Latest GST news Luxury cars will become more costly

Sport Utility Vechicles, mid-sized, large, and luxury cars will cost more as the GST (Goods and Services Tax) Council has approved a proposal to hike cess on them to 25% from 15%. Under the new GST regime, these cars attract the top tax rate of 28%. On top of this, a cess of 1-15% is levied on them to create a corpus to compensate the States for loss of revenue from GST implementation.

The reason for this, according to the GST Council’s Fitment Committee, was that the post-GST tax incidence on motor vehicles across most categories was significantly lower than the pre-GST tax. 

“The GST Council... recommended that the Central Government may move legislative amendments required for increase in the maximum ceiling of cess leviable on motor vehicles falling under headings 8702 and 8703, including SUVs, to 25% instead of the present 15%,” the government said in a release. “However, the decision on when to raise the actual cess leviable on the same will be taken by the GST Council in due course.”

‘Highly disappointed’

“We are highly disappointed with the decision,” Roland Folger, MD & CEO, Mercedes-Benz India, said in a statement. “We believe this will be a strong deterrent to the growth of luxury cars in this country. As a leading luxury car maker, this will also affect our future plans of expansion under the ‘Make in India’ initiative.”

“With this hike in cess, we expect the volumes of the luxury industry to decelerate, thus offsetting any growth in the potential revenue generation that could have come with the estimated volume growth,” Mr. Folger added.

The GST Council, however, argued that the hike in the cess was justified as it only brought the current tax incidence in line with what existed before GST.
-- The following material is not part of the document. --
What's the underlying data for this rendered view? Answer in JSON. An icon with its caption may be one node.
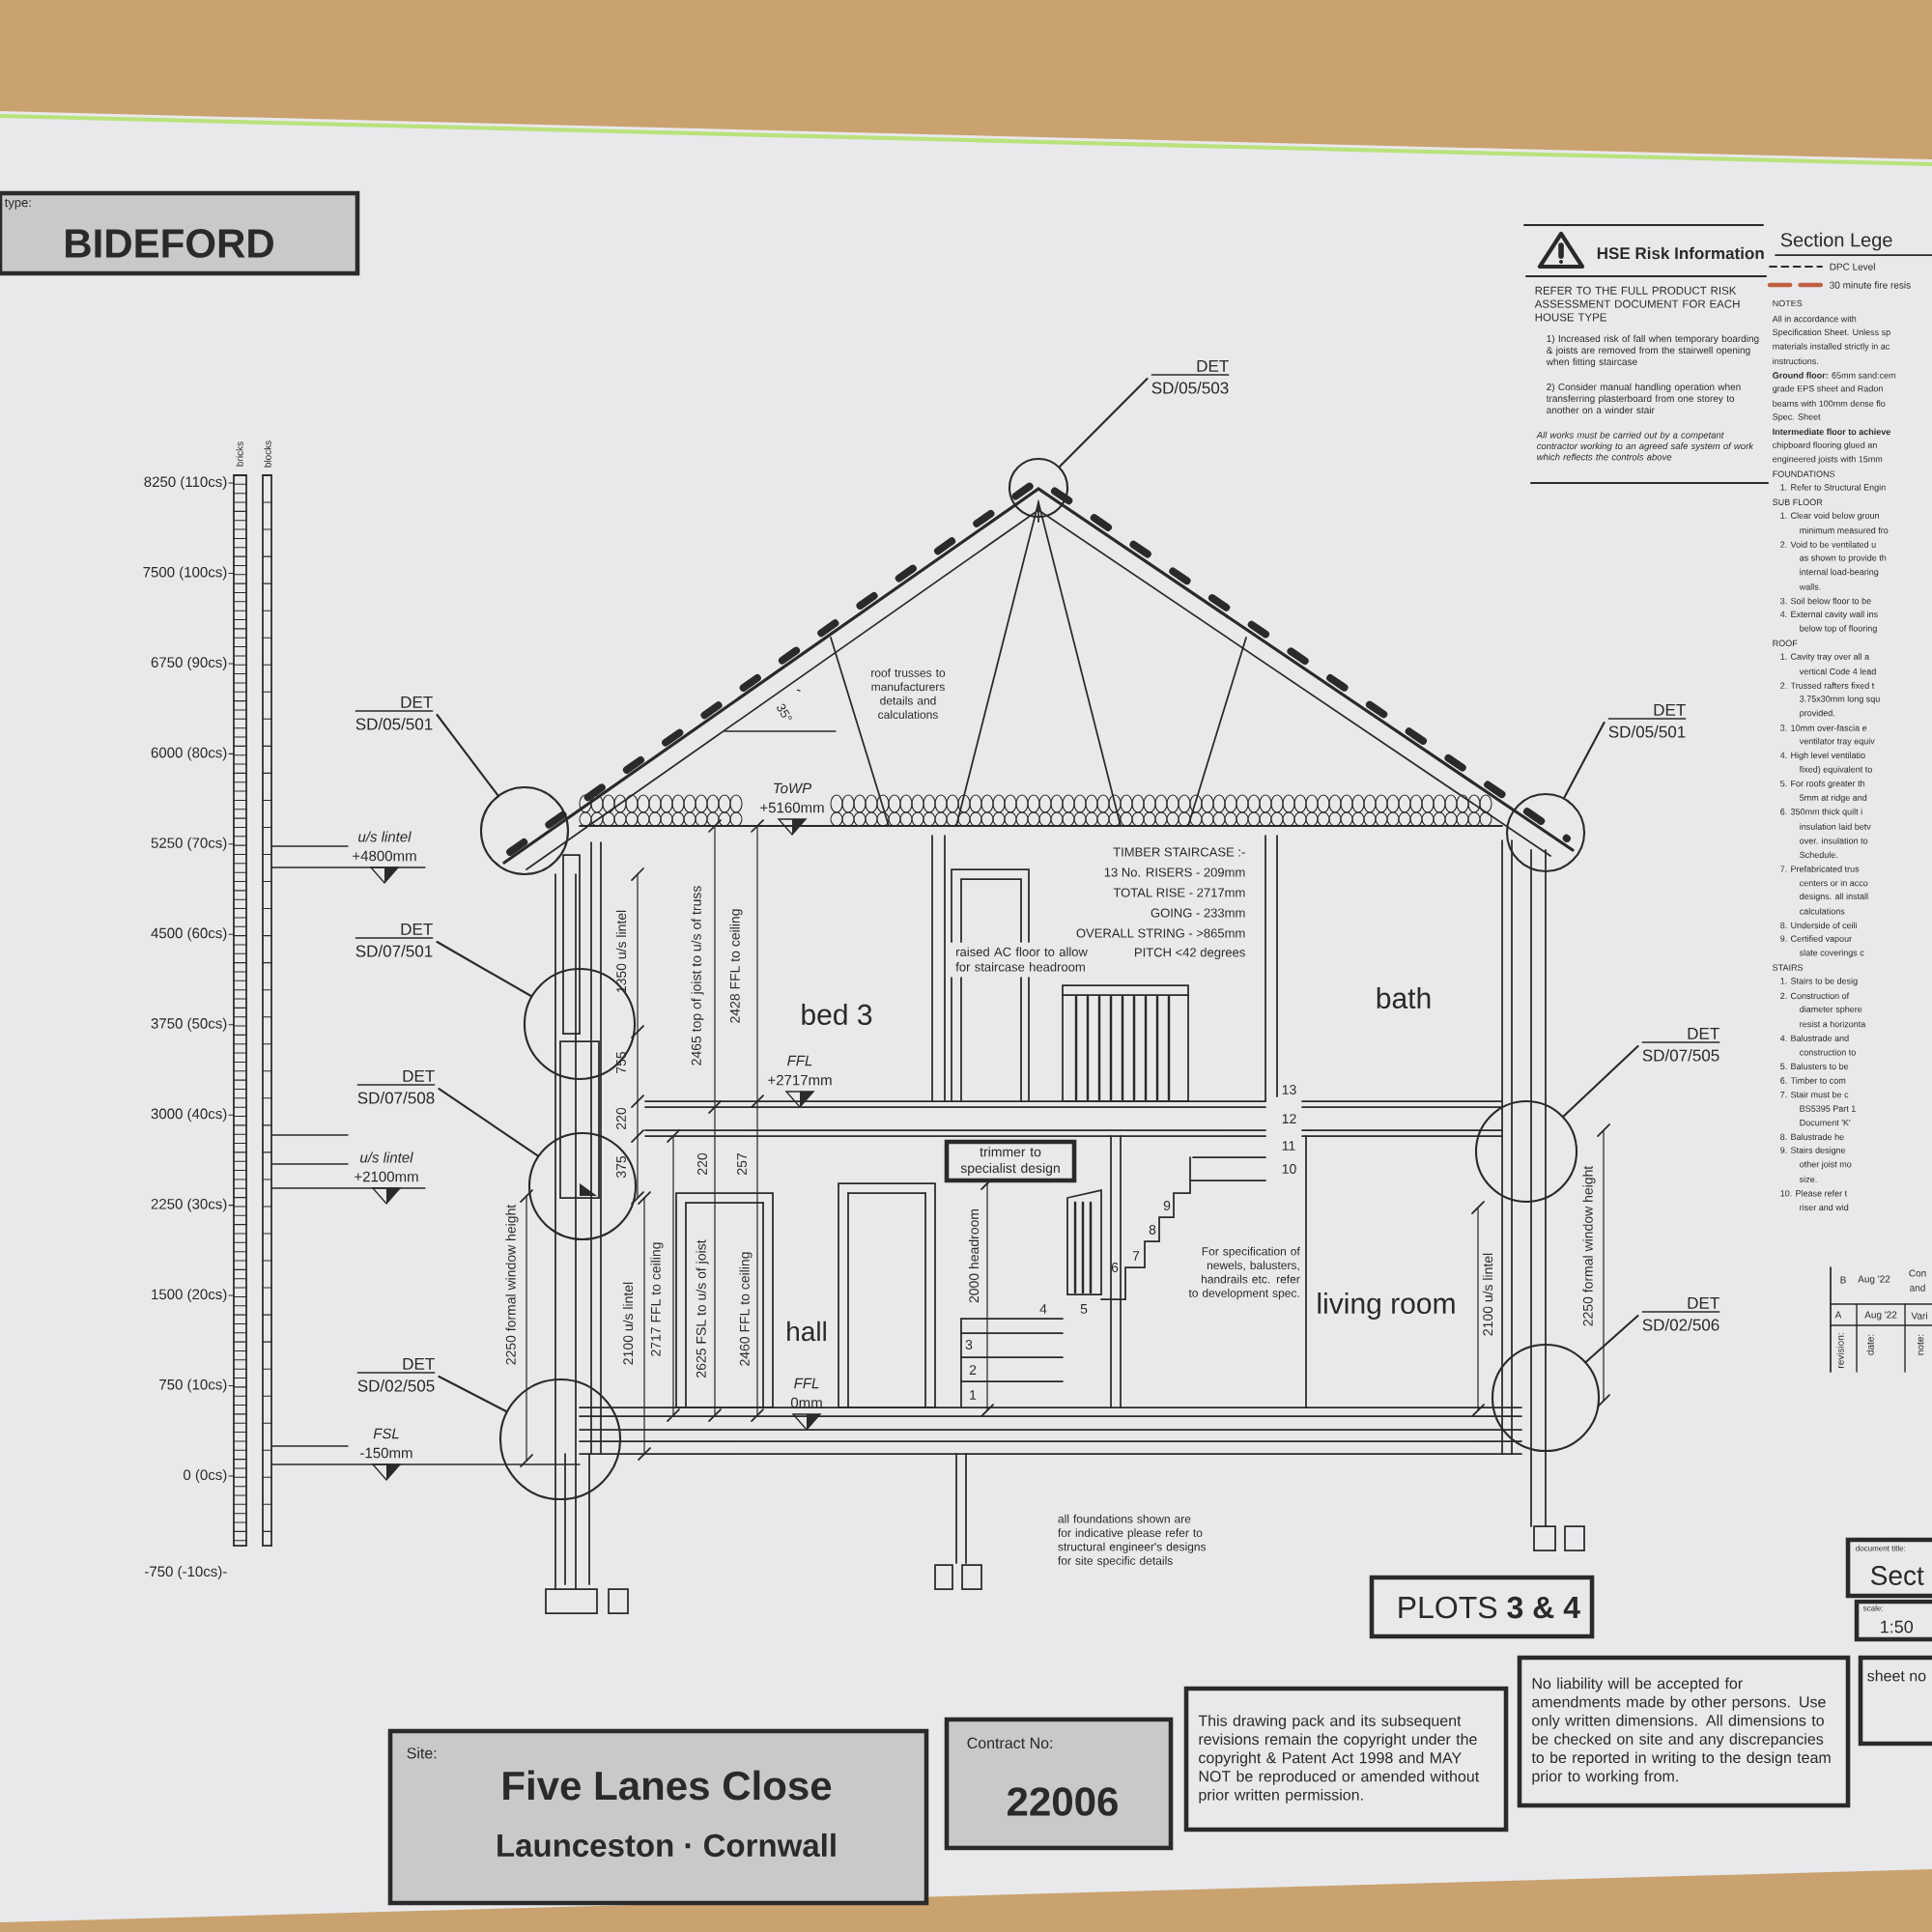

“The difference in tax incidence calculated earlier and now is primarily on account of the fact that earlier the value based on which the tax incidence was estimated was inclusive of excise duty, while it should have been value net of VAT as well as excise duties,” a GST Council document reviewed by The Hindu said.

“Net of 28% GST, to maintain the pre-GST tax incidence, the highest compensation cess rate required will be 26.5%, based on tax incidence estimated with reference to assessable value for excise duty and dealer’s margin,” the document added. “Further, if the tax incidence is estimated on value not including dealer’s margin, the maximum rate for compensation cess will increase accordingly.”

States’ compensation

“The purpose of the cess is to compensate the States for any loss,” Pratik Jain, Partner and Leader of Indirect Tax at PwC India said. “It might have been better to first see how much loss, if any, is being incurred by the States, before deciding to change the rates of the compensation cess.”

When contacted, the Society of Indian Automobile Manufacturers declined to comment. 

Vehicles in the category

Category 8702 comprises “motor vehicles for the transport of 10 or more persons, including the driver”, while Category 8703 comprises “motor cars and other motor vehicles principally designed for the transport of persons (other than those of heading 8702) including station wagons and racing cars (other than cars for physically handicapped persons)”.

The vehicles that fall under these two categories include mid-segment, large cars, SUVs and motor vehicles which can carry more than 10 persons but less than 13.

Also, hybrid vehicles with engine capacity of more than 1500 cc and mid segment hybrid cars of less than 1500 cc fall in the category.

The highest pre-GST tax incidence on motor vehicles worked out to about 52-54.72%, to which 2.5% was added on account of the CST, octroi etc. Against this, post-GST, the total tax incidence came to 43%.

Prices of most SUVs were cut between ₹ 1.1 lakh and ₹ 3 lakh following the implementation of GST, which subsumed over a dozen Central and State levies from July 1.

While all cars attract a peak GST rate of 28%, large motor vehicles, SUVs, mid-segment, large, hybrid cars and hybrid motor vehicles attract a cess of 15% on top of it. Small petrol cars of less than 4 metres and 1200 cc are marked for a cess of 1% while small diesel cars of less than 4 meters and 1500 cc engine are levied a cess of 3%.

The cess collected on cars as also tobacco and coal will be used to compensate the revenue loss of the States by implementing the GST. For this, a separate statute has been passed by Parliament. This prescribes the maximum cess rate.

And now, to change that cess rate, an amendment to the Schedule to section 8 of the GST (Compensation to a State) Act, 2017 will be needed.